Yes, enable every relevant extension: they make your ad larger, improve the click-through rate, and cost nothing extra. Many accounts ignore them, which wastes free real estate on the results page. An ad with no extensions looks smaller and less credible.

Extensions also give you extra entry points: a phone number, links to specific pages, a promotional callout, your address. Each element can tip the click in your favor rather than a competitor's.

The extensions to enable first

  • Sitelinks: direct to your key pages (pricing, contact, services)
  • Callouts: highlight your strengths (“Free quote,” “24h service”)
  • Structured snippets: list your service categories
  • Call: displays your phone number, valuable on mobile
  • Location: shows your address for a local business

How much can you save by fixing these settings?
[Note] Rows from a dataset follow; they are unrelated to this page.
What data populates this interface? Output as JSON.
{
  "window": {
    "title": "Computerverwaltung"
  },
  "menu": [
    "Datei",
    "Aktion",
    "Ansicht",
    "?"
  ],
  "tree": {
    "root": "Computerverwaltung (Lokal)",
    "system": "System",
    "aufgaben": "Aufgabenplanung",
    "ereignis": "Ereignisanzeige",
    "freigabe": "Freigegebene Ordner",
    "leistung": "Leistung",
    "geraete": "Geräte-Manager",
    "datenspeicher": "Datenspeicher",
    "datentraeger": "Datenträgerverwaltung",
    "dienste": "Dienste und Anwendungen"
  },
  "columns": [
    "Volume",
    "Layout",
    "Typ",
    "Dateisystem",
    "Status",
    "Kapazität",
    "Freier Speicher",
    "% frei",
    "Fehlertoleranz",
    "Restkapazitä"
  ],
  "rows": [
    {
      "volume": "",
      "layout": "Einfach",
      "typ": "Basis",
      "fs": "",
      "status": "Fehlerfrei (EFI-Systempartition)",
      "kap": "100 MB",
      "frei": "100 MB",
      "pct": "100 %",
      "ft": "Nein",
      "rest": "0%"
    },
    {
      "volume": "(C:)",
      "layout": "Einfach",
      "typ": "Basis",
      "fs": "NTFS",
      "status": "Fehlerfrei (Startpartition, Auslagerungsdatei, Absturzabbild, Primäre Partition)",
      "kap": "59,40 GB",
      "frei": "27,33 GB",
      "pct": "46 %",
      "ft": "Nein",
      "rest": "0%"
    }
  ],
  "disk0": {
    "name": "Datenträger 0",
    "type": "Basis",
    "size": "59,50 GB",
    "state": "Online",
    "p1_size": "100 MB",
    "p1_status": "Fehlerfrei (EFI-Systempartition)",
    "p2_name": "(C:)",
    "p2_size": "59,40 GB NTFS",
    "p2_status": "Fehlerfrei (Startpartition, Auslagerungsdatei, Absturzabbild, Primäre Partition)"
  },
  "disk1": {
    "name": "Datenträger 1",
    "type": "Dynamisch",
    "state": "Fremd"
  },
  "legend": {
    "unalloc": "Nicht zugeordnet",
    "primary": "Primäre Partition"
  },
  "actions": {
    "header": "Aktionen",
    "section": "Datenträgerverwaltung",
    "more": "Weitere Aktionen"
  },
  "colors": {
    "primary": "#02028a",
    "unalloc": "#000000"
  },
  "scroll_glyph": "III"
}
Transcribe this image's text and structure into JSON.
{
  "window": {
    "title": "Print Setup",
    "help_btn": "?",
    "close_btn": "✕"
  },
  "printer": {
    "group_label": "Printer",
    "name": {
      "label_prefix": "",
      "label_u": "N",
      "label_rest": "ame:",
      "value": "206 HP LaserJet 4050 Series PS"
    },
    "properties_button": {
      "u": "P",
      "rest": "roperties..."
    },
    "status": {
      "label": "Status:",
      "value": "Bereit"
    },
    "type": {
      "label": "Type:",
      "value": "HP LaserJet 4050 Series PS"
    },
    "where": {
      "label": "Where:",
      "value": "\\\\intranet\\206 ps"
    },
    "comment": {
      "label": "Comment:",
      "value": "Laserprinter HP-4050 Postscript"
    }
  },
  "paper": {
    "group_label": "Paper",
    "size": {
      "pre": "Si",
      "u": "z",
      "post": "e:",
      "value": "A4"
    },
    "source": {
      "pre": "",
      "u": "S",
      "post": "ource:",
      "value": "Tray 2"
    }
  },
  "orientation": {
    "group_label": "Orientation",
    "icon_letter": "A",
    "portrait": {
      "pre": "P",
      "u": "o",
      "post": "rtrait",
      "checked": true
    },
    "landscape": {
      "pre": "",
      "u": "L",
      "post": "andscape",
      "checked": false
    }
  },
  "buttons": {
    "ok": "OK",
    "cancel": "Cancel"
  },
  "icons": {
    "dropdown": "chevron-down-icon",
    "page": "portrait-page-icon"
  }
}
On a neglected account, fixing these six settings often recovers 20 to 40% of wasted budget, redirected toward what actually converts. You're not spending less: you're spending better. The same budget generates more qualified requests because it stops funding irrelevant clicks.

These settings don't replace a strategy, but they're its foundation. A solid account structure, clean tracking, and tight targeting: that's what separates a profitable campaign from a budget that evaporates. If you're still torn between platforms, our comparison Google Ads vs Meta Ads helps you decide before investing.

At Skalia, we often open an account audit with these six points: that's where the fastest savings hide. Want us to take a close look at your account? Let's talk about it.

FAQ

How long does it take to optimize a Google Ads account?

The six basic settings can be fixed in one to two hours. But ongoing optimization — reviewing search terms, adjusting bids, testing ads — happens every week. Allow a few weeks of data before judging the results of a new configuration.

Should broad match always be avoided?

No, but it requires a strict framework. With good conversion tracking, smart bidding, and a solid exclusion list, broad match can open up new opportunities. Without these safeguards, it remains the number-one source of waste on a beginner account.

Should I disable Google's automatic recommendations?

Treat them as suggestions, never as orders. Google sometimes applies its recommendations automatically if you don't disable that option. Some are useful, many push you to spend more. Uncheck automatic application and review each proposal case by case.

Do you need an agency to properly configure Google Ads?

Not necessarily for these six settings, which remain within reach of a motivated SME. An agency mainly brings consistency in monitoring and experience across dozens of accounts. The real criterion remains cost per result, not whether you manage it yourself or delegate it.